Unless you are exempt due to diplomatic or official reasons, you will need to supply five years’ worth of social media and email account history, as well as past international travel information.
The forms will list the most popular social networking platforms — likely including Facebook and Twitter, among others — and will also invite applicants to list any other platforms and accounts not included on the paperwork.
This week, Kanwar Sarabjit Singh a 51 year old lawful permanent resident (LPR) in the United States pleaded guilty for using Facebook and WhatsApp to falsely represent himself as an employee of the US Department of Homeland Security (DHS).
Mr Singh claimed he worked in the US Immigration and Naturalisation Service (USCIS). He offered to obtain ‘genuine US visas’ in exchange for a fee of $3,000 to $4,000, US Attorney’s Office for the Eastern District of Virginia said. He pleaded guilty to wire fraud and impersonation of a federal officer and faces a maximum penalty of 20 years in prison when sentenced on December 14.
As part of his scheme, Mr Singh created a fake photo identification document pretending to be from the DHS, which he mailed to others in an effort to show that he was capable to obtain US immigration documents.
Mr Singh gained the trust of a local pastor and his church, including elderly members, and falsely represented to them that he owned a small company in India that provided labour for services, including data entry, to two large, international companies and that for a small, up-front investment, they would see a large return on their money.
A citizen of India pleaded guilty today to operating a fraud scheme in which he used Facebook and WhatsApp to scam people seeking to purchase United States visas.
According to court documents, Kanwar Sarabjit Singh (aka Sandy Singh), 51, a lawful permanent resident, used Facebook and WhatsApp to falsely represent himself as an employee of the U.S. Department of Homeland Security (DHS) who worked in the U.S. Immigration and Naturalization Service and who could obtain genuine United States visas in exchange for a fee of $3,000 to $4,000. As part of his scheme, Singh created a fake photo identification document purporting to be from DHS, which he emailed to others in an effort to show that he was, in fact, able to obtain United States immigration documents.
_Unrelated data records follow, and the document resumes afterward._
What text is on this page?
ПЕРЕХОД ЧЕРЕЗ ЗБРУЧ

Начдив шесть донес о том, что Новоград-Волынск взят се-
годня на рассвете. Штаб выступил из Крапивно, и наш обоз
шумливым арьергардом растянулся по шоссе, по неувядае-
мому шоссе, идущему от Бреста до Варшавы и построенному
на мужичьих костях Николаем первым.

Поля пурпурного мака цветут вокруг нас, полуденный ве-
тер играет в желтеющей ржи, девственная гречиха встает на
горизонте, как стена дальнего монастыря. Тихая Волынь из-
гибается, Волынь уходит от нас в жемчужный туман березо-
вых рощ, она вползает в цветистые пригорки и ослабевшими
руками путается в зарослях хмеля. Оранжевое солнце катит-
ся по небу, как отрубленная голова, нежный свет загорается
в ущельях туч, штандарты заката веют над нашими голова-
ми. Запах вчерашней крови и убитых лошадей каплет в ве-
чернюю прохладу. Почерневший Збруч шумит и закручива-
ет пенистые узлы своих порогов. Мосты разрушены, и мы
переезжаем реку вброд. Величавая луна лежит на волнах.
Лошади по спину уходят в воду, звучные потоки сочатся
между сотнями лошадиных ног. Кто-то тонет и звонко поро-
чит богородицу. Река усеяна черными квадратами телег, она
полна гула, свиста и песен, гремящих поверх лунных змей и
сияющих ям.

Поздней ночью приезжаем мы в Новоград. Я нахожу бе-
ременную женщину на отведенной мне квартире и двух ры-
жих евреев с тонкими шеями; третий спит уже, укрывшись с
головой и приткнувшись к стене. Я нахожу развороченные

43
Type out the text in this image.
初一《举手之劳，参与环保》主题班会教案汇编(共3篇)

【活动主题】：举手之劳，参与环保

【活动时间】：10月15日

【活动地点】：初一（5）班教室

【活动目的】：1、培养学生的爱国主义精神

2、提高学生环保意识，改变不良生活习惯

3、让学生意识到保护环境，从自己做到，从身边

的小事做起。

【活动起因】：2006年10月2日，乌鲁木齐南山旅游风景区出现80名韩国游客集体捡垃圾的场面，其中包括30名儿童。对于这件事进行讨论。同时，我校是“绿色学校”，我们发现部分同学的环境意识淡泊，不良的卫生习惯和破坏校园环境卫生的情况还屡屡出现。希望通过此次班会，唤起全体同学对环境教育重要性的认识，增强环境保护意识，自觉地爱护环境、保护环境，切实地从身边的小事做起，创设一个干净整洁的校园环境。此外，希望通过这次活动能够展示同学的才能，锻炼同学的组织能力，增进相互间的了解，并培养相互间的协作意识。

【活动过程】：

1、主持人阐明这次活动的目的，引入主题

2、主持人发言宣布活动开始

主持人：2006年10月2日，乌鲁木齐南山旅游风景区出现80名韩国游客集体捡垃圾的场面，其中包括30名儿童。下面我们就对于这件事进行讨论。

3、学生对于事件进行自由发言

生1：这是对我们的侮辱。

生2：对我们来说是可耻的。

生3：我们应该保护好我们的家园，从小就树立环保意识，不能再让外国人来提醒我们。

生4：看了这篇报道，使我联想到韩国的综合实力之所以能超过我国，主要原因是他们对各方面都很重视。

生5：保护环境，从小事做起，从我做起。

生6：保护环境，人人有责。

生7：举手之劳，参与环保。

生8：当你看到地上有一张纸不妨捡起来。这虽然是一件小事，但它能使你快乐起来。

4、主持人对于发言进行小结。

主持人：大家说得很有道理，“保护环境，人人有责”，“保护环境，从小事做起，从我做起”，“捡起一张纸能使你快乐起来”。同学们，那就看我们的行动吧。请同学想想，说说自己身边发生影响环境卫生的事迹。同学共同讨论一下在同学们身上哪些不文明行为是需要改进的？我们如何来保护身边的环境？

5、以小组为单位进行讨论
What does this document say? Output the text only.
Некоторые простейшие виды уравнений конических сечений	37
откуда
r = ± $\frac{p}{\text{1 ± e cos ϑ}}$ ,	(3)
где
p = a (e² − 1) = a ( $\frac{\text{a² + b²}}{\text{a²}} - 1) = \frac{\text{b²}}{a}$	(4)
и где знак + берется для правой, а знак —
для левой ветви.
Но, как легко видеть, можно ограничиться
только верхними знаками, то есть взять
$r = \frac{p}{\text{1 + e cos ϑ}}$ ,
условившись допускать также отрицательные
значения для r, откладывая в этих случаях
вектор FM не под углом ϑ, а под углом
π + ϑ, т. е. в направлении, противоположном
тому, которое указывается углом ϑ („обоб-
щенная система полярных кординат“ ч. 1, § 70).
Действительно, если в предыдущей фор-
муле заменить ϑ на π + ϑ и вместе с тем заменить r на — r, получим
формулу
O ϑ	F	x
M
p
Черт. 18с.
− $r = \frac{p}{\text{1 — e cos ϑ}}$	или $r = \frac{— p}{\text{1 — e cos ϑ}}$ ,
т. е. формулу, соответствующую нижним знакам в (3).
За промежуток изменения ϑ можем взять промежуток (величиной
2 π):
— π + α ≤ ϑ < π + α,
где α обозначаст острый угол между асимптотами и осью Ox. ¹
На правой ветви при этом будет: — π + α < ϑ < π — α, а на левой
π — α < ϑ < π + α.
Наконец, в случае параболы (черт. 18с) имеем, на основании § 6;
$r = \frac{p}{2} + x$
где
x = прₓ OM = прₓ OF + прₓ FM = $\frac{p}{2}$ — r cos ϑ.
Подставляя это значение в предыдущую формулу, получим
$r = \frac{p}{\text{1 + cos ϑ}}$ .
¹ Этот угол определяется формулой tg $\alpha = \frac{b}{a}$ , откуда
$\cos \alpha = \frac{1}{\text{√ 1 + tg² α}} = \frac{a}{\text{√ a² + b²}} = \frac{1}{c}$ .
Singh instructed individuals seeking immigration documents to email him passport photographs, copies of their passports and other personally identifying information and to send him money via overnight delivery service or by wire transfer. After receiving these documents and the requested fee up front, Singh created and emailed fake letters purporting to be from the U.S. Embassy in New Delhi, India, which falsely represented that there was an appointment to pick up the requested visa documents. Many of Singh’s victims resided overseas and were impoverished.
In addition to this visa fraud scheme, Singh also admitted to engaging in an investment fraud scheme in Pigeon Forge, Tennessee, in 2012, in which he defrauded approximately 22 investors of approximately $340,000. Singh gained the trust of a local pastor and his church, including elderly members, and falsely represented to them that he owned a small company in India that provided labor for services, including data entry, to two large, international companies and that for a small, up-front investment, they would see a large return on their money.